Of course, this is hard. Perhaps a great reason for why there is often a lack of community involvement in some places. Who can participate in a community that they cant even name, or pin point, or describe? For the sake of this conversation, lets let ‘community’ mean a geographical place where several people have similar interests and goals and the people work together for a common good amongst each other.
As a new urban studies student at the University of Washington, many of my classes deal with ideas just as these — ideas of urbanization, and development, and community and even economy. I have professors who have Phd’s in urban planning and geographical information systems and society development, and I often feel over my head drowning in terms and theories and ideas of practice. Names like Lewis Mumford and Jane Jacobs are thrown out left and right… and I do my best to grab hold of some sort of train of thought that might lead to understanding. this is one of those train of thoughts…
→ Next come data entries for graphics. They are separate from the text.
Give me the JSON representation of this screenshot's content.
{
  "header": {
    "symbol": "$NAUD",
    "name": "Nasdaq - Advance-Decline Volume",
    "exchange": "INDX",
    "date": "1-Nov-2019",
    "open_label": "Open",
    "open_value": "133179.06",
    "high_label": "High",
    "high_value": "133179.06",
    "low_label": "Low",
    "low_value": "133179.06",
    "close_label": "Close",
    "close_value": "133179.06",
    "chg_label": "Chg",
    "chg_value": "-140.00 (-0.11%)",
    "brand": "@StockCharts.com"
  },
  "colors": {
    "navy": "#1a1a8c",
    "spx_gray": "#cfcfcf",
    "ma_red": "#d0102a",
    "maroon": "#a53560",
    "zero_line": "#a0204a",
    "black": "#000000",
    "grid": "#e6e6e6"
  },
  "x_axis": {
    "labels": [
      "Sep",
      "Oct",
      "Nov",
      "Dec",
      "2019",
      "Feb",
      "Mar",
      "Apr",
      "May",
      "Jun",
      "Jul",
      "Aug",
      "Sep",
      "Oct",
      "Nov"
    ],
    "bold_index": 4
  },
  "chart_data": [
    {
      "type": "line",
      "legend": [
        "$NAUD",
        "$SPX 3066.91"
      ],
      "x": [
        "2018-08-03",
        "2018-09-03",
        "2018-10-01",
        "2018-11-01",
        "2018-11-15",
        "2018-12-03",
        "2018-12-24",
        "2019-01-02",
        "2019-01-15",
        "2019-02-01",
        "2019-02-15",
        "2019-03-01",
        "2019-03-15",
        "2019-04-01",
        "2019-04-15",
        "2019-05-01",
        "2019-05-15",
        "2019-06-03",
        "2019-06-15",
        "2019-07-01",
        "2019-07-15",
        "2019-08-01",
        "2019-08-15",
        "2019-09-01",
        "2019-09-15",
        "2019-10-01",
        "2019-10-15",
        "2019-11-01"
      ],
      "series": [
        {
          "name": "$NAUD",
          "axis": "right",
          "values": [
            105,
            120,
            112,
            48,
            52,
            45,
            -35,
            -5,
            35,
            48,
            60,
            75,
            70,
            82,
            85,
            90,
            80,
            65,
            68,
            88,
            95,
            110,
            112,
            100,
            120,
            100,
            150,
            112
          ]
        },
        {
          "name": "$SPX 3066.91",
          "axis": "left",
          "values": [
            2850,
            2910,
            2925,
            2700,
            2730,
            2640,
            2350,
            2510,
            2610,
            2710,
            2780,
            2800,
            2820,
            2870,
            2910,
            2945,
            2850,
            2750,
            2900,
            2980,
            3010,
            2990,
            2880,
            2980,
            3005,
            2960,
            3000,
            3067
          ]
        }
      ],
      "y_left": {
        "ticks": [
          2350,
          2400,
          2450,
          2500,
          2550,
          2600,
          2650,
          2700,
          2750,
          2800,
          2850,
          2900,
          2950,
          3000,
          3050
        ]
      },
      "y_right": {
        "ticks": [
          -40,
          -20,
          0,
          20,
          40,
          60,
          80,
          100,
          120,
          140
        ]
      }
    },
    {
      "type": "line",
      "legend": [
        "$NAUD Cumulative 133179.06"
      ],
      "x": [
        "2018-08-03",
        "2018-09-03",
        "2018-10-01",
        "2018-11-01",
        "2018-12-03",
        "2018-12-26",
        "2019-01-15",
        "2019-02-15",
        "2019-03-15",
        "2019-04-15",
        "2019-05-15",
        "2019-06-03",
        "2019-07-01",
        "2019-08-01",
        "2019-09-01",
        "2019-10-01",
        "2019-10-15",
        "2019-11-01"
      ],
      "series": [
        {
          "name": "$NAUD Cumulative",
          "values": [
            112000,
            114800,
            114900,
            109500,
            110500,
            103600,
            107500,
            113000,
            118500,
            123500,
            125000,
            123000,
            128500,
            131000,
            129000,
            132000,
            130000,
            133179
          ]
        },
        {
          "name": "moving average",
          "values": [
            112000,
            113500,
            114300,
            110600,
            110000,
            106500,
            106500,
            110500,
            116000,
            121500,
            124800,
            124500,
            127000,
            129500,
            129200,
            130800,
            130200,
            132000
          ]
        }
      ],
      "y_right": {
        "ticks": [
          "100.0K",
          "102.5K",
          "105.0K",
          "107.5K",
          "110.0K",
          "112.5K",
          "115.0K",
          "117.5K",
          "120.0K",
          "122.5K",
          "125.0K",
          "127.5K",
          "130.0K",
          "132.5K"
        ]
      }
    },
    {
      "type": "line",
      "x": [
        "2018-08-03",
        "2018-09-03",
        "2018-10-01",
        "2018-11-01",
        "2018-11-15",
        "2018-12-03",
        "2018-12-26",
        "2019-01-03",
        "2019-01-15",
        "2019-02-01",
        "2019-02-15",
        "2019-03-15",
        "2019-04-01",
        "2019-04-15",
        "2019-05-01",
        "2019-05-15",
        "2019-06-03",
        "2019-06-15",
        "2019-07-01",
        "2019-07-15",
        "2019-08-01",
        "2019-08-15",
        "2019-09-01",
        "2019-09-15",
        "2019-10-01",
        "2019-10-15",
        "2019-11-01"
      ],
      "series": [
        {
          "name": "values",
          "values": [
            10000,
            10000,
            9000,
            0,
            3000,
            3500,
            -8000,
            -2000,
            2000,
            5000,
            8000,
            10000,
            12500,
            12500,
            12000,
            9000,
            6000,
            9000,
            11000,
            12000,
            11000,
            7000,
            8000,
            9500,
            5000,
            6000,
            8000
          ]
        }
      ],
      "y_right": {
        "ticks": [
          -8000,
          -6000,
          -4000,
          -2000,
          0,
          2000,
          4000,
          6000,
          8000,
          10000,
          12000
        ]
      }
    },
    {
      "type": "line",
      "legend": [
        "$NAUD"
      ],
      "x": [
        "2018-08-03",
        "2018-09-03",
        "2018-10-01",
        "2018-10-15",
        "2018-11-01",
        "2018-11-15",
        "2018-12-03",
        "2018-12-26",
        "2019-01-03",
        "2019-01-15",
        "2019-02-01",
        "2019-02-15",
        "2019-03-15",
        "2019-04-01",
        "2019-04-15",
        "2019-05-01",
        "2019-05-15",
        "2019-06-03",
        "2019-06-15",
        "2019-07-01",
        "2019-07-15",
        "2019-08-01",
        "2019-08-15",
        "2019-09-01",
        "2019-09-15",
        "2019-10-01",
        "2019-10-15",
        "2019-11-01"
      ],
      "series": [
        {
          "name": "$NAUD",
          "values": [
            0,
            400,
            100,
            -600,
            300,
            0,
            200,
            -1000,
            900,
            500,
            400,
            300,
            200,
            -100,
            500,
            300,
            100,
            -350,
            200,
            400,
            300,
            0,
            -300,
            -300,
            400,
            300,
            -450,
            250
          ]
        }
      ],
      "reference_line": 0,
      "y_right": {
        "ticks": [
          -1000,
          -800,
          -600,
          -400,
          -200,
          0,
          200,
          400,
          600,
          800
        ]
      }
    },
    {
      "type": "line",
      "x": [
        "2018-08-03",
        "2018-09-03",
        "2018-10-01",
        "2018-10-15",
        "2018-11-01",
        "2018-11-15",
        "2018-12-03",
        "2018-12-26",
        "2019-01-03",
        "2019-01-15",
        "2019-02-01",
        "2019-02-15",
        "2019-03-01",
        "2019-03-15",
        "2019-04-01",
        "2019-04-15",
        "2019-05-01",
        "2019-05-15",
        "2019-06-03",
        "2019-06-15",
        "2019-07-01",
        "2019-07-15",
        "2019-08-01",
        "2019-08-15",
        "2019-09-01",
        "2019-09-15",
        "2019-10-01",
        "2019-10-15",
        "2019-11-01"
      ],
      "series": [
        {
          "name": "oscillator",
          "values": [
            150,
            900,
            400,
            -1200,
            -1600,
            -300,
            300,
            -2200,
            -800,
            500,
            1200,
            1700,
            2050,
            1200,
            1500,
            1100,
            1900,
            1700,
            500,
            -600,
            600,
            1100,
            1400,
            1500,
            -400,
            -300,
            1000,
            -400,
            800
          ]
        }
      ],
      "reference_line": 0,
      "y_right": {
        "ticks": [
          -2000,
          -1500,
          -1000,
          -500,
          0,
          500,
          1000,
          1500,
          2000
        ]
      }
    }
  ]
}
I’ve always thought of community as my neighborhood or my city. As I’ve matured, and my thinking did so as well, I felt more and more that my school must be a community, too. So was my volleyball team. And my church. And my Facebook network. The idea of community, then, became endless. There is a great church discussion about establishing community within the hearts of the people. In my community development class this quarter, we focus on just that. the ‘how-to’ develop community. We study how bringing inclusion and goal-orientation and bonding to a group is the answer to human realities like poverty, crime, injustice, and broken families. The rise of a community is a rise of voice and a rise of authority and democracy.
But is ‘community’ as white and fluffy as it sounds?Tthere couldn’t possibly be a reason why anyone would be against ‘community,’ right?
Perhaps the book of ‘community’ should not be judged by its pretty cover. The very notion of community has actually left thousands, maybe even millions, of people feeling outcast. Community is a term of exclusion. There is a sense of oppression that runs hand in hand with any idea of “integration” and “inclusion.” With integration, there always comes segregation. and with inclusion, there is always abandonment. the general argument against community, here, is that ‘community’ oppresses the person who simply does not meet the desired mold.
Must ‘community’ only be approached with a utilitarian perspective? A gated ‘community’ may be the greatest good for a middle class suburban neighborhood, but what about the low-income peoples who are now left to live in the suburban slums, like downtown suburbia? An upscale business community complete with a shopping center is great for the working class, but what about the pregnant mother? What kind of community will this be for her? And if this community attracts mainly the white population, there is an even greater segregation between races now. With this segregation comes rivalry. Rivalry between races has been the origin of fights, gangs, crime, poverty, fear to live in one’s own neighborhood, etc…
So the real concern is ‘community,’ for good or for evil? Ff the community is a step forward for society, great! But if it’s not, if it promotes and adds to segregation and oppression, what, then, is the answer?
I have several classes and books and years ahead of me before,Ii believe, an answer as great as this one might be well understood.
The last article I read by E.F. Schumacher was about community and economy discussing the role of economics. Schumacher argued that economic activity and policy has done so little for the development of communities and community life. He argued that economics have played a role that has done little to engage with human realities. His last note in the article was that there is no democracy or freedom in economics if they do nothing to solve poverty, and injustice and abandonment. His solution: a fresh start.
As an end to this post: Schumache’rs last remarks: “Are there not indeed enough ‘signs of time'” to indicate that a new start is needed?”